Which is, of course, exactly as it should be. For more than 20 years, the Focus has consistently hovered near the top of the UK’s best-selling cars list. Ford sold 49,517 in the UK in the first 10 months of 2019. Only two cars have sold more: the Ford Fiesta and the Volkswagen Golf, long the biggest class rival for the Focus.
The Golf and Focus are split by just 951 sales, which so late into the year reflects the intense competition between them – and it explains Ford’s development, erm, focus for the fourth-gen Focus. As our esteemed road testers will tell you, the Focus has long been the class leader for ride and handling but has struggled to compete with the Golf – and, increasingly, premium models such as the Mercedes-Benz A-Class – in terms of tech, interior comfort and perceived quality.

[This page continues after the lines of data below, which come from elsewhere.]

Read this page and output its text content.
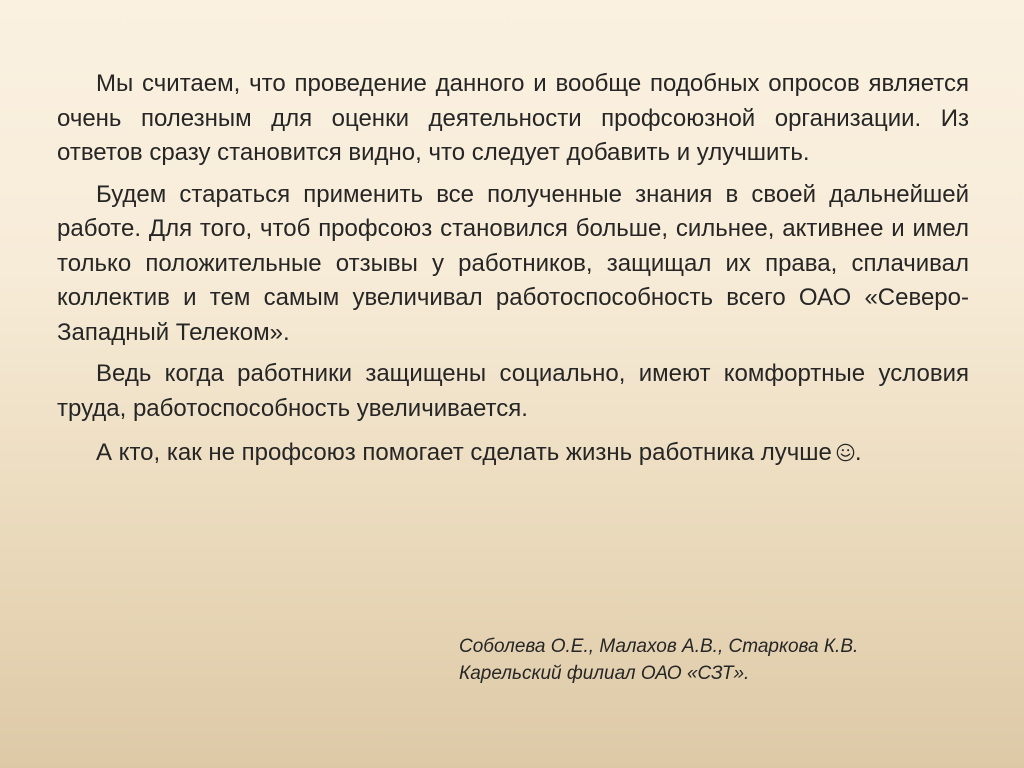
Мы считаем, что проведение данного и вообще подобных опросов является очень полезным для оценки деятельности профсоюзной организации. Из ответов сразу становится видно, что следует добавить и улучшить.

Будем стараться применить все полученные знания в своей дальнейшей работе. Для того, чтоб профсоюз становился больше, сильнее, активнее и имел только положительные отзывы у работников, защищал их права, сплачивал коллектив и тем самым увеличивал работоспособность всего ОАО «Северо-Западный Телеком».

Ведь когда работники защищены социально, имеют комфортные условия труда, работоспособность увеличивается.

А кто, как не профсоюз помогает сделать жизнь работника лучше .

Соболева О.Е., Малахов А.В., Старкова К.В.
Карельский филиал ОАО «СЗТ».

By running the Focus, we wanted to find out if it retained that winning mix of strong handling and immense practicality, but also if Ford had given it the extra polish to compete with rivals that feature a ‘posher’ badge.
On that first point, the Focus remains an absolute hit. Our ST-Line X model – with 180bhp 1.5-litre three-pot Ecoboost engine, six-speed manual ’box, 18in wheels and active dampers – remains a compelling drive. It’s comfortable on the motorway and dual carriageways but really comes into its own on a flowing country lane. Although it’s no hardened hot hatch (you’ll need a full-on Focus ST for that), it turns in and corners with aplomb and offers plentiful and rewarding feedback without ever feeling overly stiff or uncomfortable. Then, when you get to the supermarket, you have a practical, spacious car that will house considerable amounts of shopping.
As for practicality, our art editor, Sarah Ozgül, put the Focus through its paces in the process of moving house, using it to transport new and old furniture, DIY projects and a surprising number of big wooden doors, and – even though the odd bit of creativity was required when it came to loading – she found the it up to every challenge. For anyone in the market for a car of this size, it’s hard to think of a realistic load-hauling scenario in which the Focus wouldn’t be up to the job.